Morgan Stanley (MS) Chief Executive John Mack has decided to forgo his year-end bonus, citing the billions of dollars in taxpayer aid that the Wall Street firm accepted little more than a year ago. (Morgan Stanley received $10 billion in TARP funds which it repaid in July.)
“Given this unprecedented environment and the extraordinary financial support governments provided to our industry, as the leader of this Firm, I recommended to the Compensation Committee of the Board last week that I receive no year-end bonus,” Mack wrote in a memo to employees.
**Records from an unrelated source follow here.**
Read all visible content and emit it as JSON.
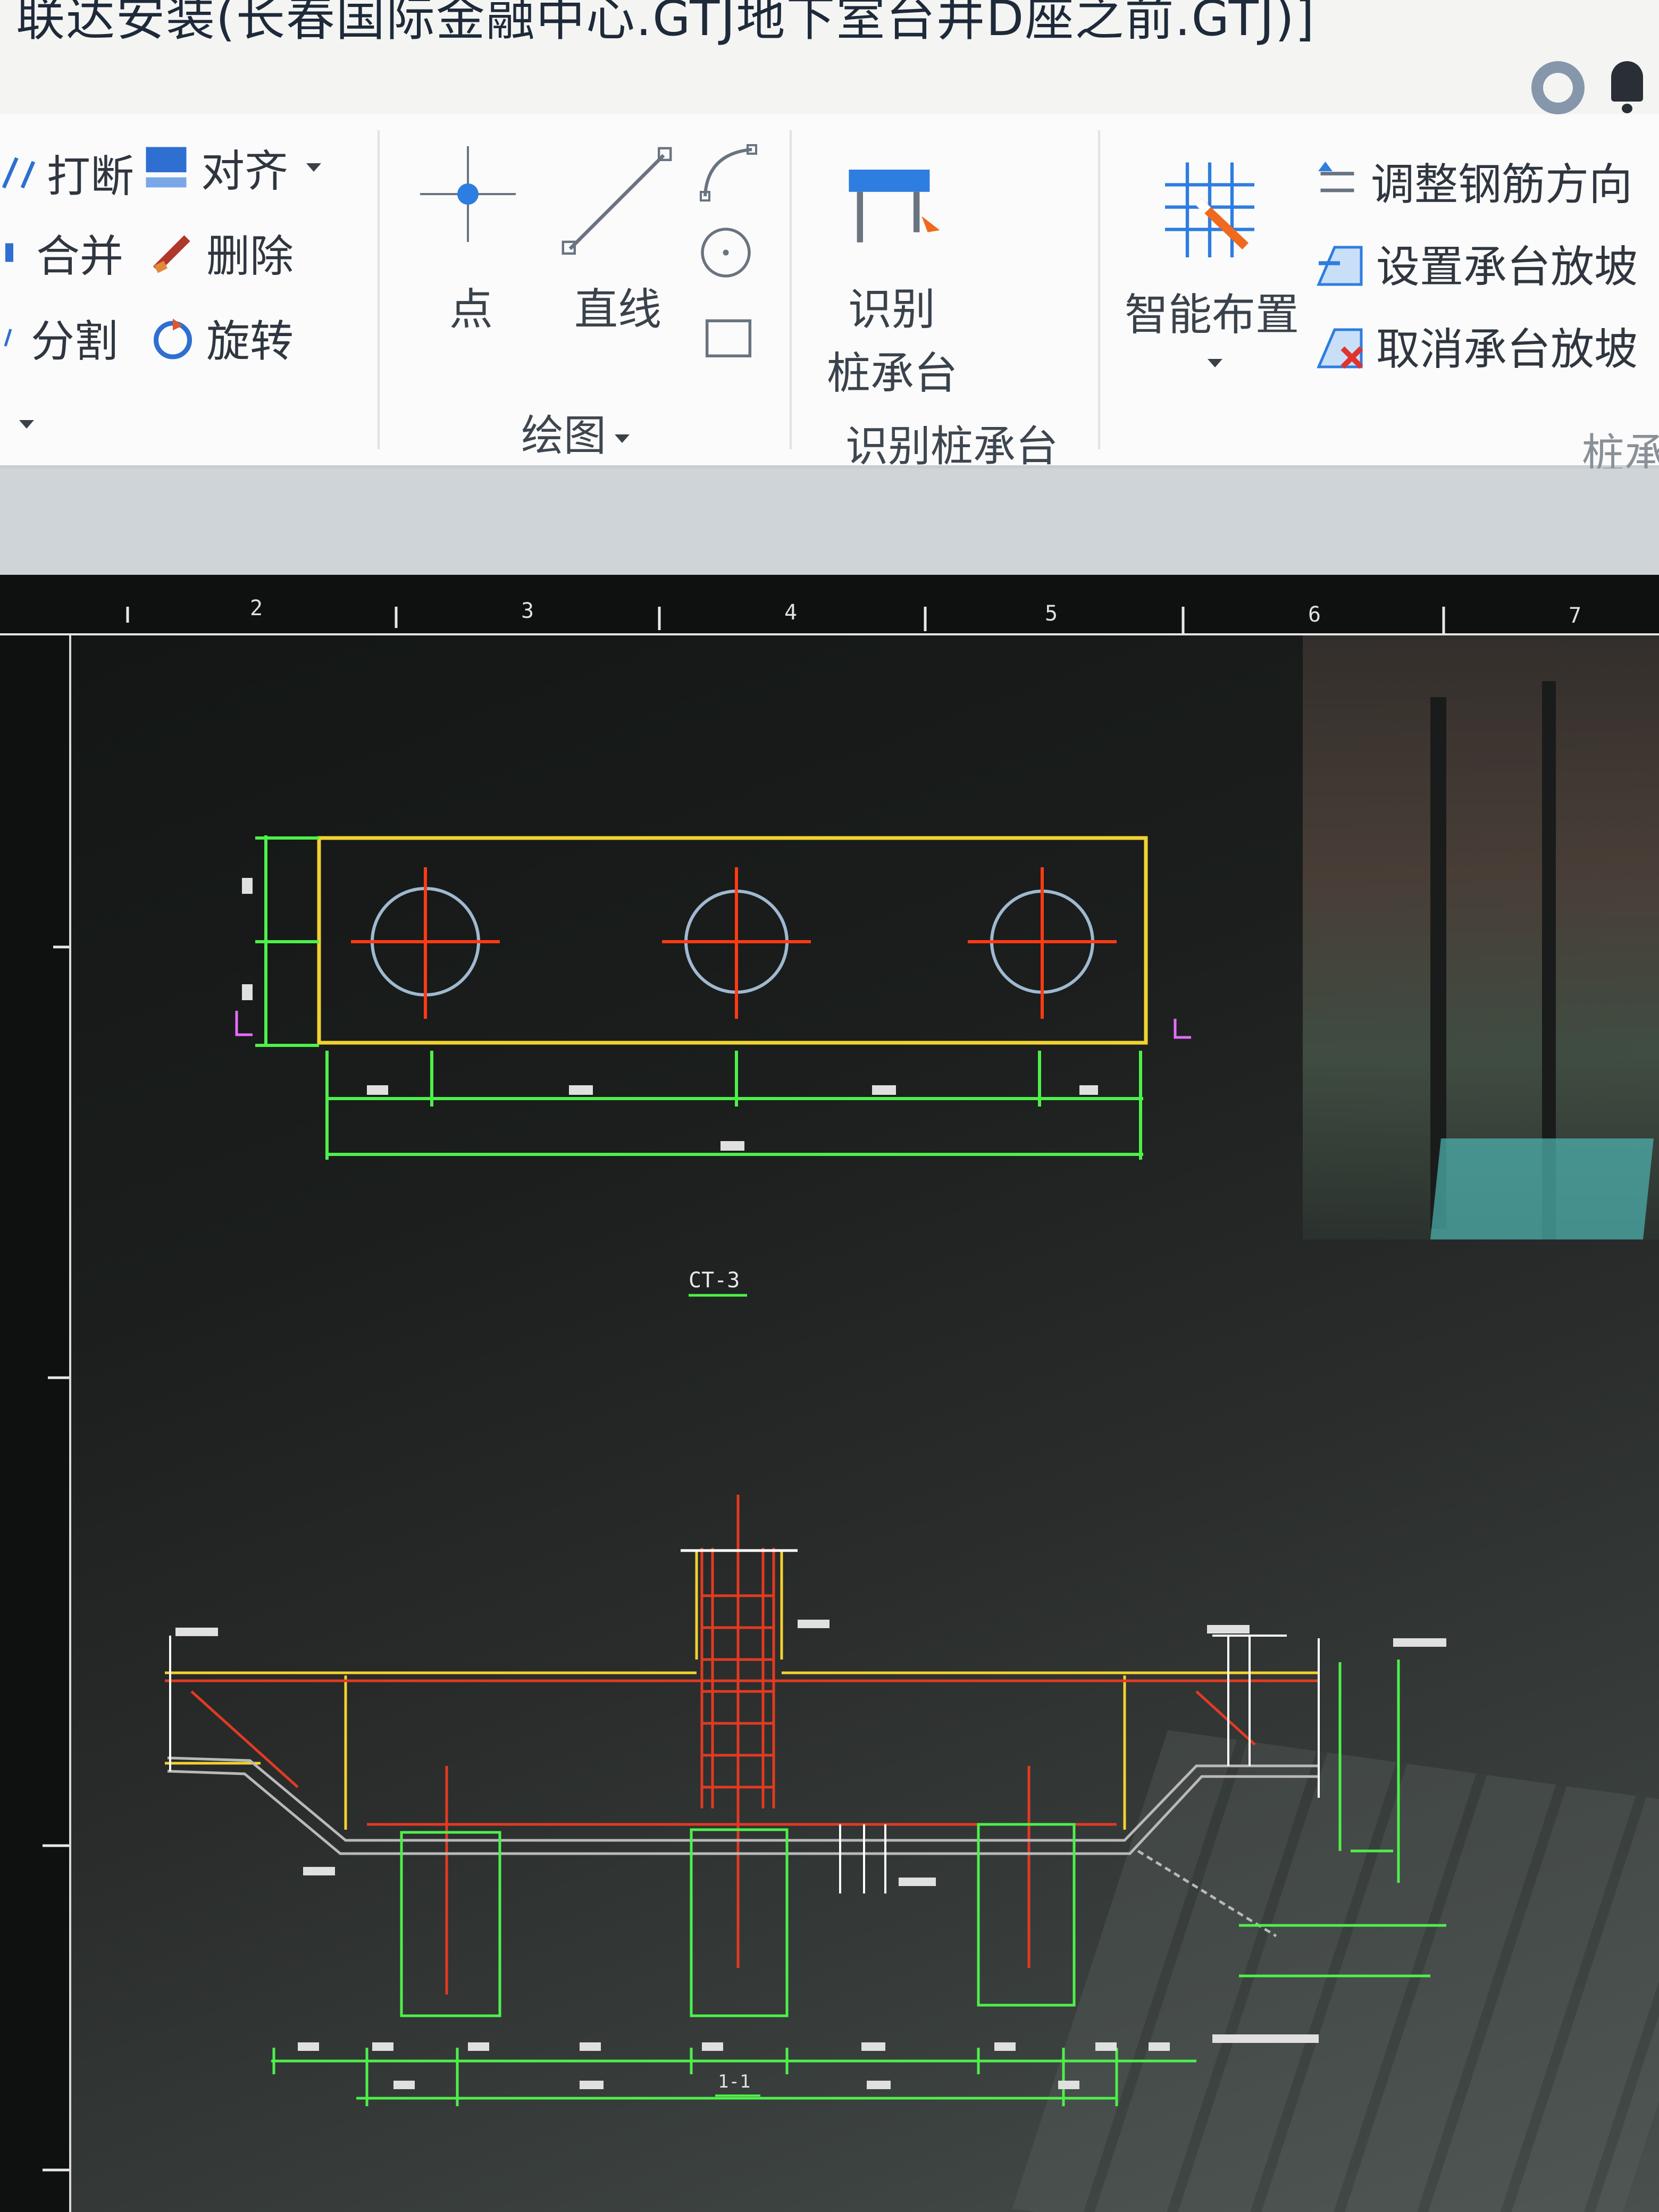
{
  "window": {
    "title": "联达安装(长春国际金融中心.GTJ地下室台井D座之前.GTJ)]"
  },
  "ribbon": {
    "modify_group": {
      "break_label": "打断",
      "merge_label": "合并",
      "split_label": "分割",
      "align_label": "对齐",
      "delete_label": "删除",
      "rotate_label": "旋转"
    },
    "draw_group": {
      "point_label": "点",
      "line_label": "直线",
      "title": "绘图"
    },
    "recognize_group": {
      "button_line1": "识别",
      "button_line2": "桩承台",
      "title": "识别桩承台"
    },
    "cap_group": {
      "smart_layout_label": "智能布置",
      "adjust_rebar_label": "调整钢筋方向",
      "set_slope_label": "设置承台放坡",
      "cancel_slope_label": "取消承台放坡",
      "title": "桩承"
    }
  },
  "drawing": {
    "ruler_top_numbers": [
      "2",
      "3",
      "4",
      "5",
      "6",
      "7"
    ],
    "section_label": "1-1",
    "plan_label": "CT-3"
  },
  "colors": {
    "cap_outline": "#f2d22e",
    "dimension": "#4ef04a",
    "pile_circle": "#9fb9cf",
    "axis_cross": "#ff3a14",
    "rebar_red": "#e23a22",
    "marker_magenta": "#e66cff"
  },
  "icons": {
    "user": "user-avatar-icon",
    "bell": "bell-icon",
    "point": "point-icon",
    "line": "line-icon",
    "arc": "arc-icon",
    "circle": "circle-icon",
    "rect": "rectangle-icon",
    "pile_cap": "pile-cap-icon",
    "smart": "smart-layout-icon"
  }
}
While Mack did not directly cite the public outrage over Wall Street bonuses as a reason for his decision, he certainly, through his actions, seems to understand Main Streets’ main indignation with Wall Street’s tendency to have its losses socialized while its profits are privatized. Wall Street bonuses by the way, are expected to rise about 40% in 2009.
This is the third consecutive year that Mack, who will be succeeded as Morgan’s chief executive by James Gorman on Jan. 1, but remain chairman, will forgo a bonus. He last received compensation in 2006, when he was given restricted shares that at the time were worth about $36.2 million.
In the memo, Mack also discussed the need for more regulatory reform. “We still need a risk regulator with the tools and authority to ensure risk-taking never again jeopardizes the entire financial system,” he wrote.